Suppose N is the length of nums.

  • Time Complexity: Since we cache each Rob(i), then we will perform at most N recursive calls, thus the complexity is O(N).
  • Space Complexity: The complexity will be the same with O(recursion depth), thus it will be O(N).

Bottom-up Dynamic Programming

This approach is the most efficient since we can avoid recursion stack overhead by using for-loop iteration linearly.

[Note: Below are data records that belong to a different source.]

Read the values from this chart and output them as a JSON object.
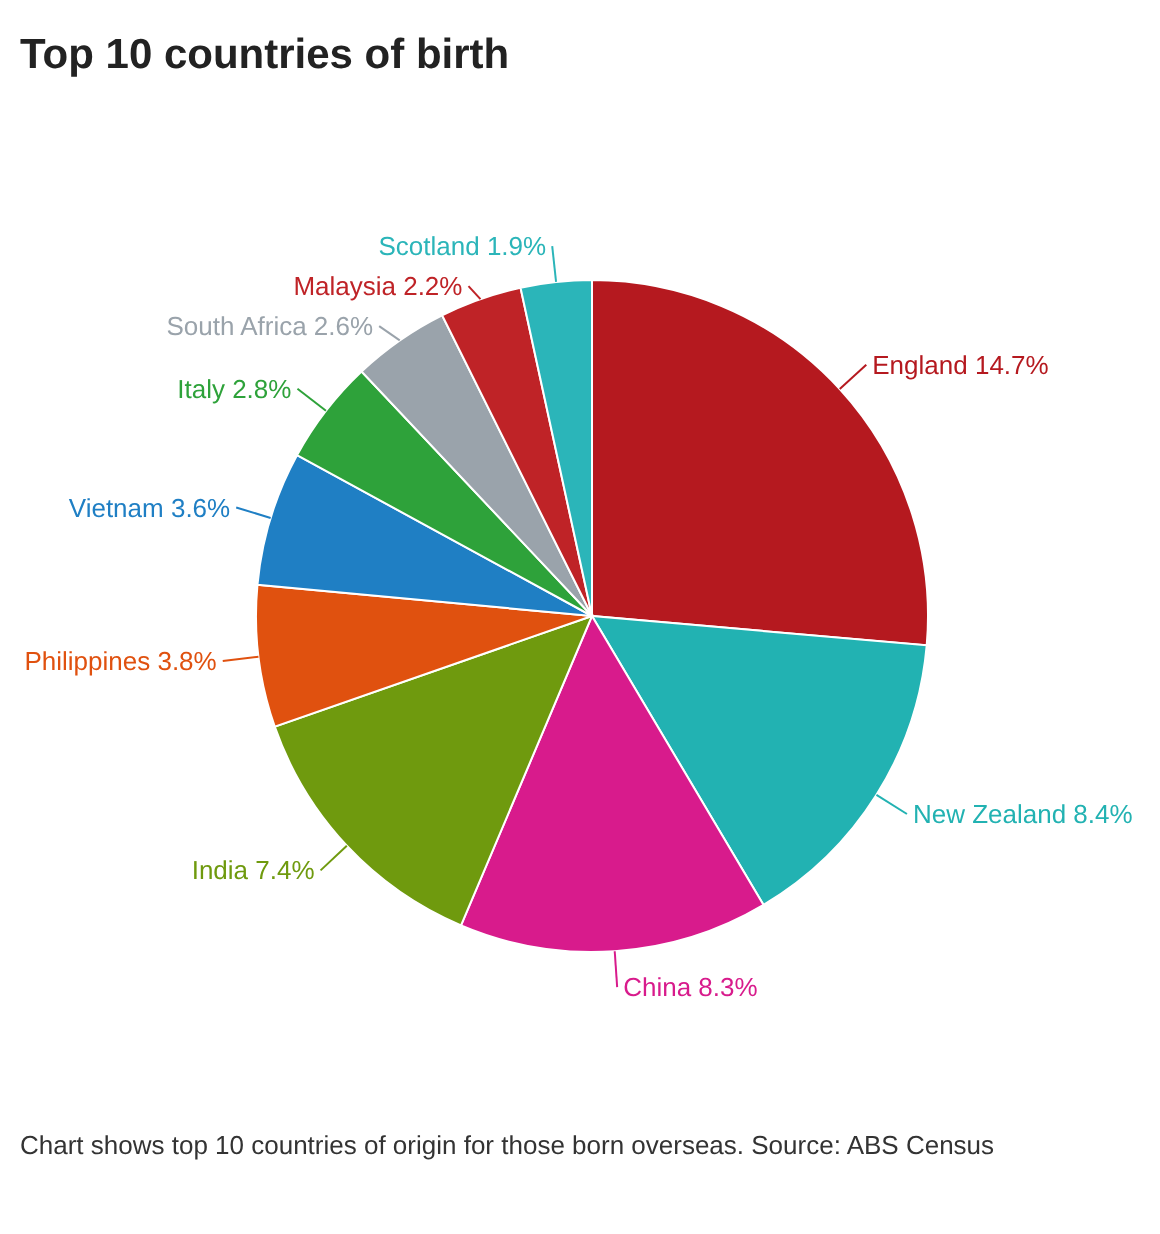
{
  "chart_data": {
    "type": "pie",
    "title": "Top 10 countries of birth",
    "categories": [
      "England",
      "New Zealand",
      "China",
      "India",
      "Philippines",
      "Vietnam",
      "Italy",
      "South Africa",
      "Malaysia",
      "Scotland"
    ],
    "values": [
      14.7,
      8.4,
      8.3,
      7.4,
      3.8,
      3.6,
      2.8,
      2.6,
      2.2,
      1.9
    ],
    "value_labels": [
      "14.7%",
      "8.4%",
      "8.3%",
      "7.4%",
      "3.8%",
      "3.6%",
      "2.8%",
      "2.6%",
      "2.2%",
      "1.9%"
    ],
    "colors": [
      "#b5191f",
      "#22b2b2",
      "#d81b8c",
      "#6f9a0e",
      "#e0510f",
      "#1f7fc4",
      "#2ea23a",
      "#9aa3ab",
      "#bf2327",
      "#2bb5b9"
    ],
    "annotations": [
      "Chart shows top 10 countries of origin for those born overseas. Source: ABS Census"
    ]
  }
}
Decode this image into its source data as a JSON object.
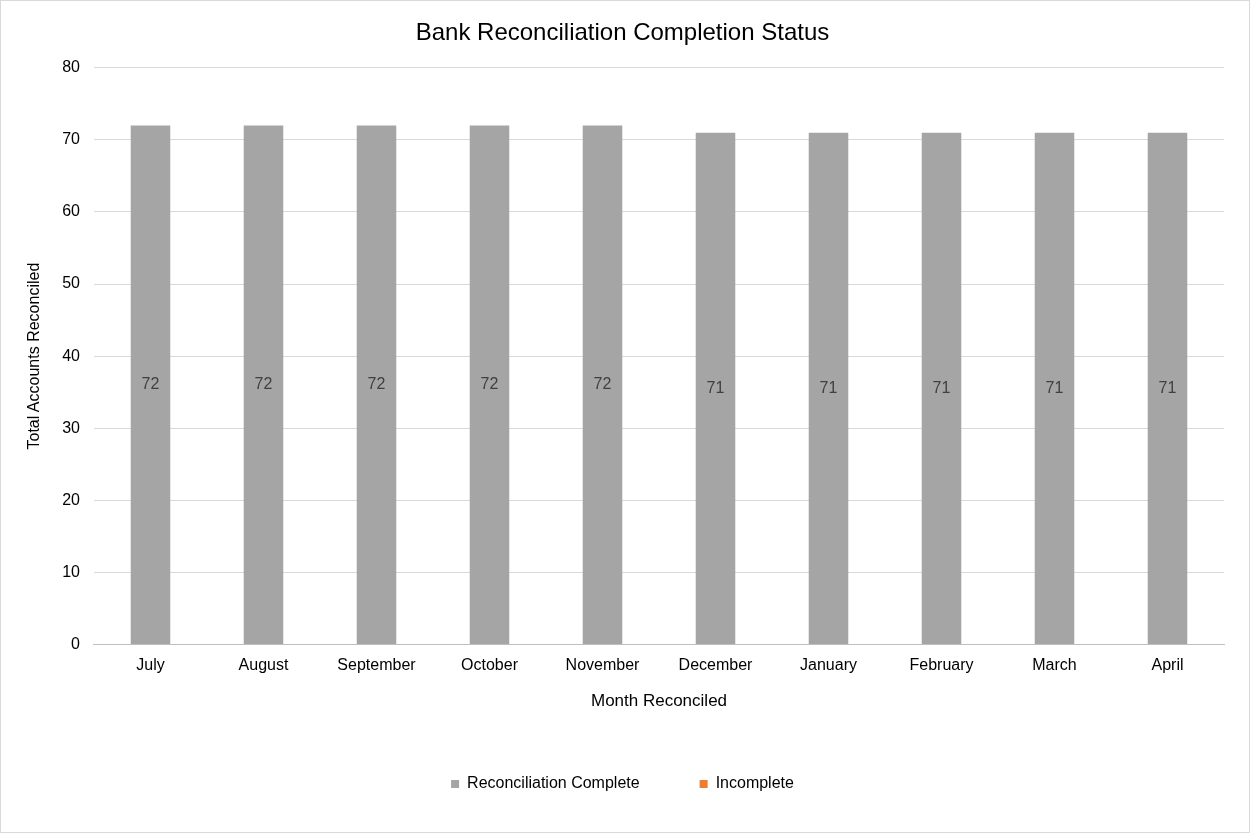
{
  "chart_data": {
    "type": "bar",
    "title": "Bank Reconciliation Completion Status",
    "xlabel": "Month Reconciled",
    "ylabel": "Total Accounts Reconciled",
    "categories": [
      "July",
      "August",
      "September",
      "October",
      "November",
      "December",
      "January",
      "February",
      "March",
      "April"
    ],
    "stacked": true,
    "series": [
      {
        "name": "Reconciliation Complete",
        "color": "#a5a5a5",
        "values": [
          72,
          72,
          72,
          72,
          72,
          71,
          71,
          71,
          71,
          71
        ],
        "value_labels": [
          "72",
          "72",
          "72",
          "72",
          "72",
          "71",
          "71",
          "71",
          "71",
          "71"
        ]
      },
      {
        "name": "Incomplete",
        "color": "#ed7d31",
        "values": [
          0,
          0,
          0,
          0,
          0,
          0,
          0,
          0,
          0,
          0
        ]
      }
    ],
    "ylim": [
      0,
      80
    ],
    "yticks": [
      0,
      10,
      20,
      30,
      40,
      50,
      60,
      70,
      80
    ],
    "grid": "y",
    "legend": "bottom"
  }
}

The solution is also similar to previous House Robber Bottom Up Dynamic Programming solution except that we apply the algorithm to two different ranges:

  1. House from 0 to nums.Length - 2
  2. House from 1 to nums.Length - 1

The algorithm works as follows:

  1. We compute the Rob function for each of the ranges, then we compare the maximum result between them.
  2. The Rob function will perform iteration linearly where we will perform memoization at ith result in an array. Then the result can be reused to compute future state, i.e.,

    dp[i] = Math.Max(dp[i - 1], dp[i - 2] + nums[i + start]).

public int Rob(int[] nums)
{
    if (nums.Length == 1)
        return nums[0];

    if (nums.Length == 2)
        return Math.Max(nums[0], nums[1]);

    return Math.Max(Rob(0, nums.Length - 2), Rob(1, nums.Length - 1));

    int Rob(int start, int end)
    {
        int[] dp = new int[end - start + 1];

        dp[0] = nums[start];
        dp[1] = Math.Max(nums[start], nums[start + 1]);

        for (int i = 2; i < dp.Length; i++)
        {
            dp[i] = Math.Max(dp[i - 1], dp[i - 2] + nums[i + start]);
        }

        return dp[dp.Length - 1];
    }
}

Complexity Analysis

Suppose N is the length of nums.

  • Time Complexity: Since we iterate linearly up to N, then the complexity is O(N).
  • Space Complexity: O(N) since we allocate memory as many as N to array dp for caching.